Hi guys,
We’re running into a serious concurrency issue and could use some guidance.
Even on the Scale plan, with only ~50 concurrent users, we’re seeing a huge increase in agent join latency. In many cases, this delay also causes the agent’s first (welcome) message to be dropped entirely.
This is concerning because the Scale plan is advertised to support up to 600 concurrent users, which is the level we’re planning for. We’ve already requested and been granted 600 concurrency on the dashboard, but performance degradation is already severe at just 50 users.
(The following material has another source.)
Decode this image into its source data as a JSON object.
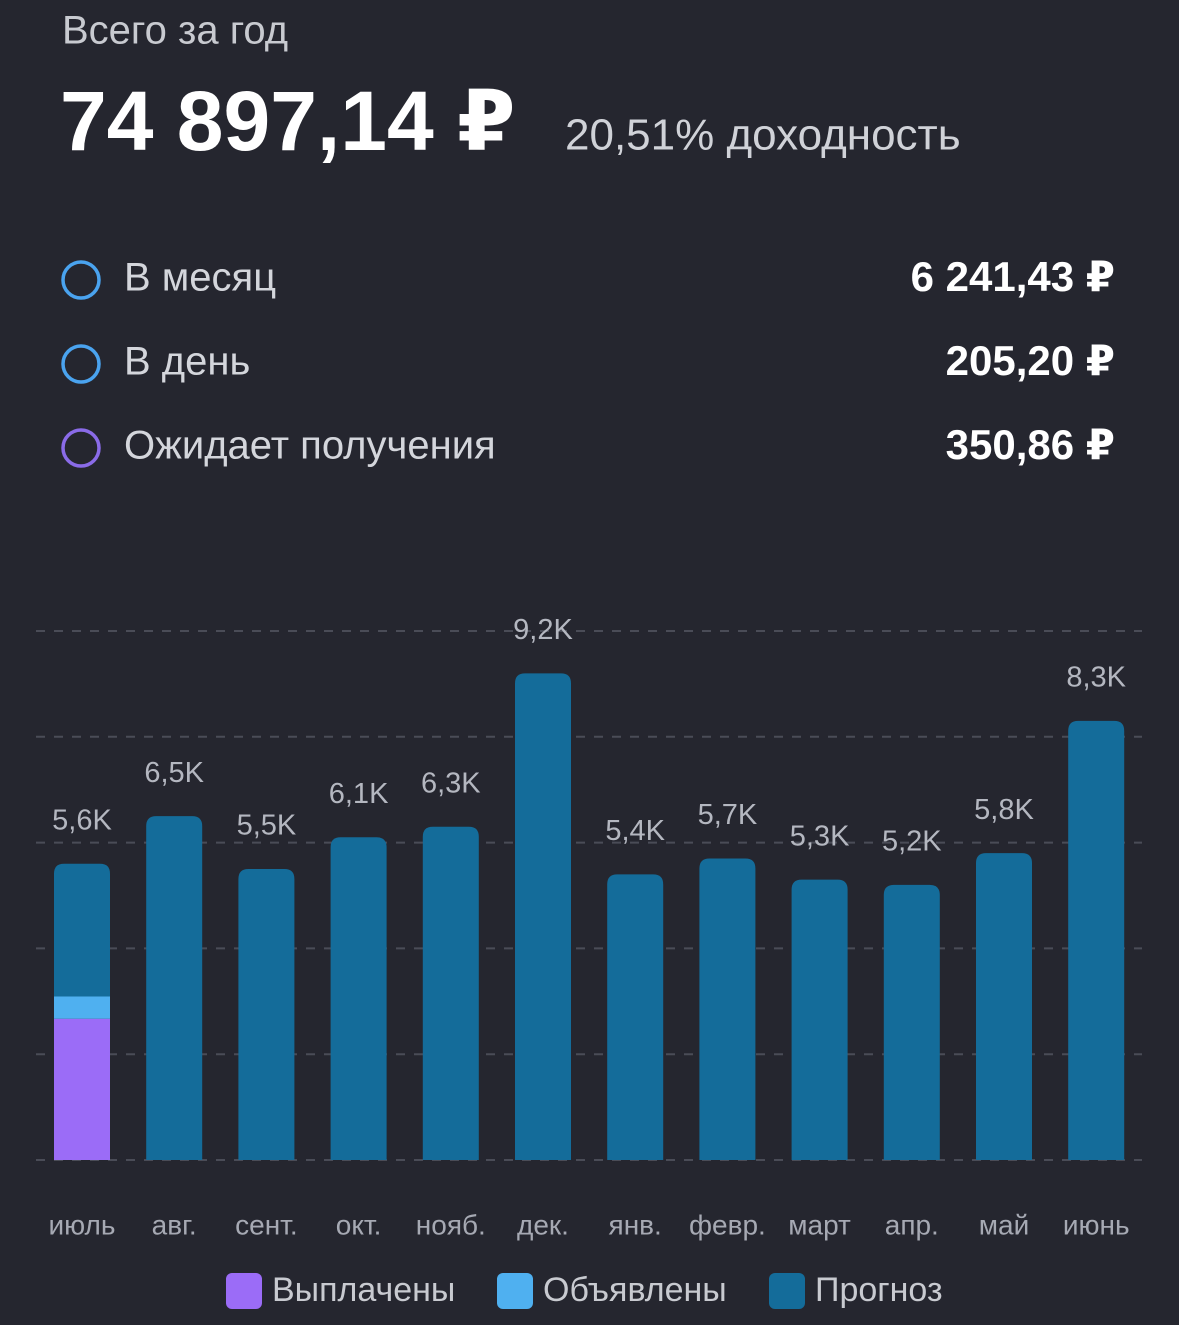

Observed latency percentiles (from dashboard):
-
p50: 13,498 ms
-
p90: 245,331 ms
-
p99: 276,611 ms
Additional context:
-
We are not using avatars in this flow , this is a simple agent session only.
-
We tested concurrency using Artillery, simulating virtual users starting agent sessions.
-
Sessions were initiated simultaneously (burst load).
-
There were no dispatch errors in the agent logs during testing, only extremely long agent join delays.
-
We increased num_idle_processes in an attempt to keep enough warm capacity, but it didn’t materially improve join latency.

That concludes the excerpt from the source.